En entendant cette justification, Inoue ne put s’empêcher de sourire, chose que l’arrancar sembla remarquer, car il se dépêcha de déposer le plateau près de la porte, tournant le dos au canapé. En se relevant, il ajouta dans un murmure :
« - Et le Seigneur Aizen m’a ordonné de m’occuper de toi… »
Il se leva brusquement et partit, condamnant une nouvelle fois la porte et laissant de nouveau la jeune fille seule. Le moral de celle-ci avoisinait le zéro, mais, elle ne savait pas pourquoi, le simple fait d’avoir entendu les dernières paroles de l’arrancar la rassura un peu. Elle se leva alors pour découvrir de quoi était constitué son plateau : du pain, de l’eau, et, à sa grande surprise, une boite de pâte de haricots rouges, son aliment préféré.

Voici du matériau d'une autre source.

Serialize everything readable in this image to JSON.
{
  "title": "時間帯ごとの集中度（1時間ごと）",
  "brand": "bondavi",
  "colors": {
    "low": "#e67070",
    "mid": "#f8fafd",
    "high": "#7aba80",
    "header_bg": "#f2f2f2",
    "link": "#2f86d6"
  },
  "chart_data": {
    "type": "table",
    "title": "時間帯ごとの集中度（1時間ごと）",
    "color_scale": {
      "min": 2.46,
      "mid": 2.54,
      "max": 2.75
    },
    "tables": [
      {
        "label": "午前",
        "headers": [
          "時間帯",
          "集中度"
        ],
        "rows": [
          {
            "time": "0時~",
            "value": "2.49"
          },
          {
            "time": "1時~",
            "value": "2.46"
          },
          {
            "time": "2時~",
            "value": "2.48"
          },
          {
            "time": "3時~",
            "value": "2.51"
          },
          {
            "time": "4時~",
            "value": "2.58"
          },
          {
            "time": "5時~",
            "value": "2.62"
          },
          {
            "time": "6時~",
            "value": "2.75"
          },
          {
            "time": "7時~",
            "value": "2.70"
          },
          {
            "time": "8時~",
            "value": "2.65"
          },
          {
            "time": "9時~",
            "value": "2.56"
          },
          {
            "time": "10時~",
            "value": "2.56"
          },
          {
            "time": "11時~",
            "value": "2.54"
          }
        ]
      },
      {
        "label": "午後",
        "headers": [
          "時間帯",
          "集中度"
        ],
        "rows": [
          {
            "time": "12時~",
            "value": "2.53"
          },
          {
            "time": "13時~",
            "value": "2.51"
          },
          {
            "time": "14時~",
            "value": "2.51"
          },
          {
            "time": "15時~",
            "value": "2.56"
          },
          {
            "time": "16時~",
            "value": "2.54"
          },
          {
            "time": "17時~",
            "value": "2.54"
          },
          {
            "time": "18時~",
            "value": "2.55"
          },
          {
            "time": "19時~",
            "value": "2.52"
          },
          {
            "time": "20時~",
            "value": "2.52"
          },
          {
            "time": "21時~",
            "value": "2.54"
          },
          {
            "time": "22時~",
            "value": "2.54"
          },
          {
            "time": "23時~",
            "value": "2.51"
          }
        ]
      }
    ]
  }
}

Malgré les évènements de la journée, elle mangea copieusement puis elle partit s’allonger sur le canapé, la tête tournée vers la lune, ne sachant plus si elle devait rire où pleurer.
Soupirant, elle se tourna sur le côté et fit le bilan des évènements : elle avait été plus où moins enlevée, ou plutôt, elle avait largement participé à son enlèvement, elle avait pour « protecteur » un arrancar étrange, impossible à cerner, mais qui possédait un certain charme, un autre arrancar voulait l’étudier sous tous les angles…
Elle ne put terminer son bilan, de chaudes larmes s’étant mises à rouler sur son visage. Certes, de « bonnes » choses lui étaient arrivées, mais en définitive, rien ne pouvait être pire pour elle que de se trouver ici, au service de l’ennemi.
C’est donc sur ces pensées qu’elle tenta tant bien que mal de s’endormir, en essayant de ne pas penser au lendemain.